Mehr Geld für OpferhilfeKanton Zürich verschärft den Kampf gegen häusliche Gewalt
Der Regierungsrat hat ein neues Massnahmenpaket vorgestellt, um Gewaltopfern zu helfen. Unter anderem sollen sie in Strafverfahren besser begleitet werden.
7458 Mal: So oft mussten Polizistinnen und Polizisten letztes Jahr im Kanton Zürich wegen Familienstreitigkeiten und häuslicher Gewalt ausrücken. 1341 Mal endete ein solcher Einsatz mit einer Wegweisung oder einem Kontakt- und Rayonverbot für den Gewalttäter. So oft wie nie zuvor.
Das sind Zahlen, die den Zürcher Regierungsrat beunruhigen. Deshalb will er den Kampf dagegen weiter verschärfen – auch im Hinblick auf die Istanbul-Konvention, welche die Vertragsstaaten verpflichtet, Gewalt gegen Frauen und häusliche Gewalt zu bekämpfen.
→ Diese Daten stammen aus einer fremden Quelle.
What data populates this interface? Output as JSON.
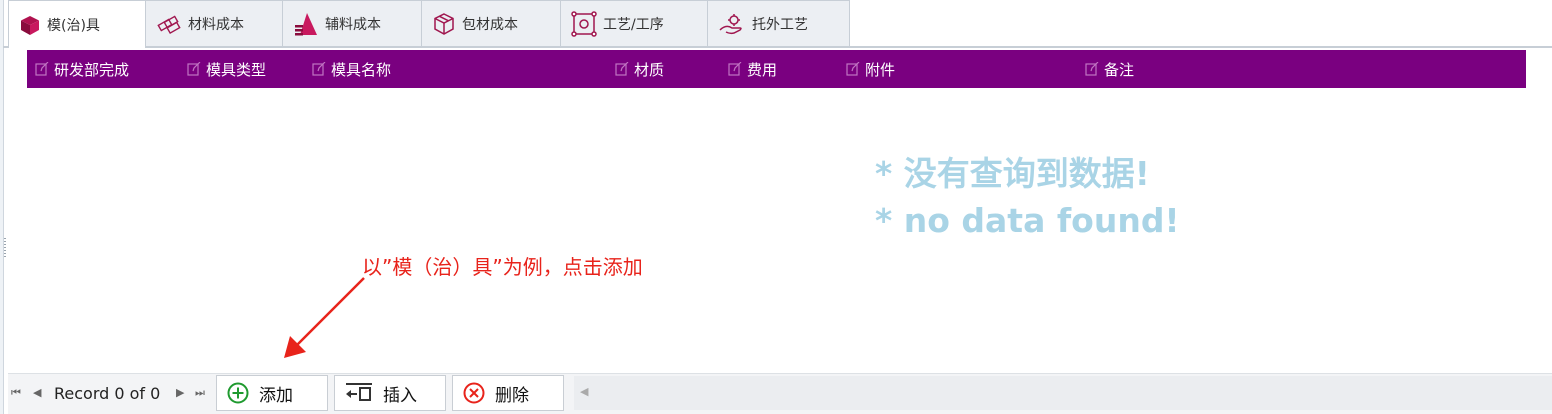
{
  "tabs": [
    {
      "label": "模(治)具",
      "icon": "cube-icon",
      "active": true
    },
    {
      "label": "材料成本",
      "icon": "materials-icon",
      "active": false
    },
    {
      "label": "辅料成本",
      "icon": "auxiliary-icon",
      "active": false
    },
    {
      "label": "包材成本",
      "icon": "package-icon",
      "active": false
    },
    {
      "label": "工艺/工序",
      "icon": "process-icon",
      "active": false
    },
    {
      "label": "托外工艺",
      "icon": "outsource-icon",
      "active": false
    }
  ],
  "grid": {
    "header_color": "#7a0080",
    "columns": [
      "研发部完成",
      "模具类型",
      "模具名称",
      "材质",
      "费用",
      "附件",
      "备注"
    ]
  },
  "empty_state": {
    "line_cn": "* 没有查询到数据!",
    "line_en": "* no data found!"
  },
  "annotation": {
    "text": "以”模（治）具”为例，点击添加",
    "color": "#e8231b"
  },
  "navigator": {
    "record_text": "Record 0 of 0",
    "add_label": "添加",
    "insert_label": "插入",
    "delete_label": "删除"
  }
}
Am Mittwoch stellten Sicherheitsdirektor Mario Fehr (parteilos), Justizdirektorin Jacqueline Fehr (SP) zusammen mit Regina Carstensen, Fachverantwortliche der Interventionsstelle Häusliche Gewalt (IST), und Sandra Müller, Leiterin der Opferhilfestelle, neue Massnahmen vor.
Neu im Fokus: Die Männer
Neu im Fokus sind dabei die Männer und queere Personen. Eine Studie der Zürcher Hochschule für angewandte Wissenschaften (ZHAW) hat gezeigt, dass sich Männer proportional viel seltener an eine der acht Opferhilfe-Beratungsstellen im Kanton wenden als Frauen.
«Männer sehen sich seltener als Opfer, und sie schämen sich eher, Hilfe anzunehmen», sagt Opferhilfe-Leiterin Sandra Müller. «Ihnen müssen wir unser Angebot besser bekannt machen, etwa mit spezifischen Kampagnen und Infomaterial.» Auch queere Personen fühlen sich bisher zu wenig angesprochen.
Besser geschützt werden müssten auch die Kinder, sagt Regina Carstensen. «Sie gehen gern etwas vergessen, weil die involvierten Fachleute wie Polizei, Anwälte und Opferhilfe alle ihren fachspezifischen Blickwinkel haben.» Der Regierungsrat will deshalb einen gemeinsamen Qualitätsstandard für den Umgang mit betroffenen Kindern ausarbeiten.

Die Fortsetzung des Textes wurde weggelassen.